The next night, with a LOT less people, we went back downtown to enjoy some music. From place to place, you could hear so much variety, from country, to Hard Rock Café style, to dueling pianos, to some amazing blues.

We ended up listening to a great singer, Becki McLeod, and her rocking band. Loved her voice, her cover choices, and her fiddle player even did The Devil Went Down to Georgia, a fast, difficult piece. Okay, the whole band was involved in that, but the fiddle player, in particular, was outstanding.

Again, it was the best ever!

We all broke away for our own tours, too. Some went to the Jack Daniels distillery tour and said it was one of the best tours they’d ever done.

Hubby and I went to the Grand Ole Opry. Fan geeking again here…it was pretty amazing to stand where people whose music I love have stood. The Opry is music royalty and we loved seeing it.

We also got some pool time at the hotel, ate what the south calls Wicked Chicken (spicy), and did a lot of visiting. A LOT of visiting.
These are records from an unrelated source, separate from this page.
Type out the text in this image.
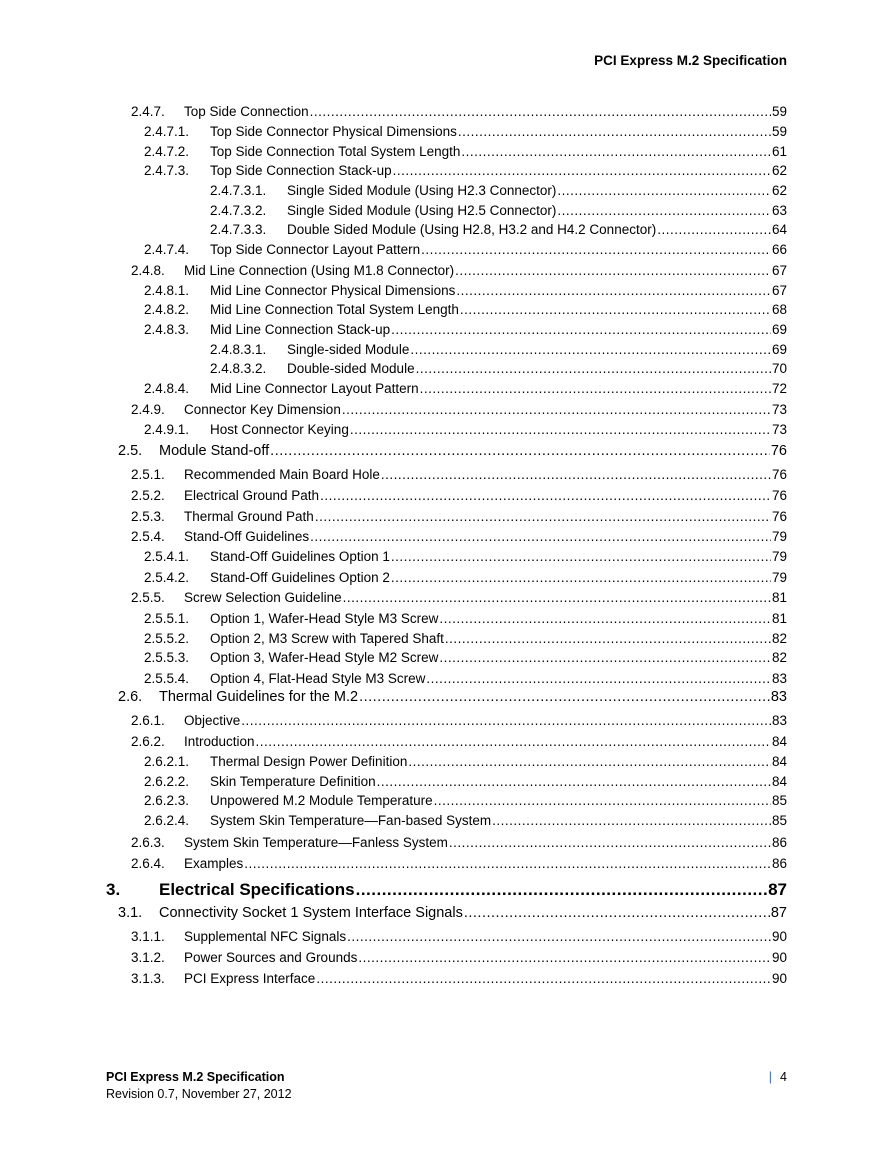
PCI Express M.2 Specification
2.4.7.	Top Side Connection .....	59
2.4.7.1.	Top Side Connector Physical Dimensions .....	59
2.4.7.2.	Top Side Connection Total System Length .....	61
2.4.7.3.	Top Side Connection Stack-up .....	62
2.4.7.3.1.	Single Sided Module (Using H2.3 Connector) .....	62
2.4.7.3.2.	Single Sided Module (Using H2.5 Connector) .....	63
2.4.7.3.3.	Double Sided Module (Using H2.8, H3.2 and H4.2 Connector) .....	64
2.4.7.4.	Top Side Connector Layout Pattern .....	66
2.4.8.	Mid Line Connection (Using M1.8 Connector) .....	67
2.4.8.1.	Mid Line Connector Physical Dimensions .....	67
2.4.8.2.	Mid Line Connection Total System Length .....	68
2.4.8.3.	Mid Line Connection Stack-up .....	69
2.4.8.3.1.	Single-sided Module .....	69
2.4.8.3.2.	Double-sided Module .....	70
2.4.8.4.	Mid Line Connector Layout Pattern .....	72
2.4.9.	Connector Key Dimension .....	73
2.4.9.1.	Host Connector Keying .....	73
2.5.	Module Stand-off .....	76
2.5.1.	Recommended Main Board Hole .....	76
2.5.2.	Electrical Ground Path .....	76
2.5.3.	Thermal Ground Path .....	76
2.5.4.	Stand-Off Guidelines .....	79
2.5.4.1.	Stand-Off Guidelines Option 1 .....	79
2.5.4.2.	Stand-Off Guidelines Option 2 .....	79
2.5.5.	Screw Selection Guideline .....	81
2.5.5.1.	Option 1, Wafer-Head Style M3 Screw .....	81
2.5.5.2.	Option 2, M3 Screw with Tapered Shaft .....	82
2.5.5.3.	Option 3, Wafer-Head Style M2 Screw .....	82
2.5.5.4.	Option 4, Flat-Head Style M3 Screw .....	83
2.6.	Thermal Guidelines for the M.2 .....	83
2.6.1.	Objective .....	83
2.6.2.	Introduction .....	84
2.6.2.1.	Thermal Design Power Definition .....	84
2.6.2.2.	Skin Temperature Definition .....	84
2.6.2.3.	Unpowered M.2 Module Temperature .....	85
2.6.2.4.	System Skin Temperature—Fan-based System .....	85
2.6.3.	System Skin Temperature—Fanless System .....	86
2.6.4.	Examples .....	86
3.	Electrical Specifications .....	87
3.1.	Connectivity Socket 1 System Interface Signals .....	87
3.1.1.	Supplemental NFC Signals .....	90
3.1.2.	Power Sources and Grounds .....	90
3.1.3.	PCI Express Interface .....	90
PCI Express M.2 Specification
Revision 0.7, November 27, 2012
| 4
I’d have to call it one of our top five favorite trips ever, ranking up there with the cruise that took us to Iceland and Greenland, the overland tour to Prudhoe Bay, Alaska (Northern Lights!), the motorcycle trip to Banff, Canada (snow in July, Brrrr!), and our road trip to Mt. Rushmore (majestic.)

I know I’ve been truly blessed with our travels and I have so many great memories. I hope you’ve been blessed with memories that make you smile when life is handing you lemons.

Have a great rest of your summer, everyone!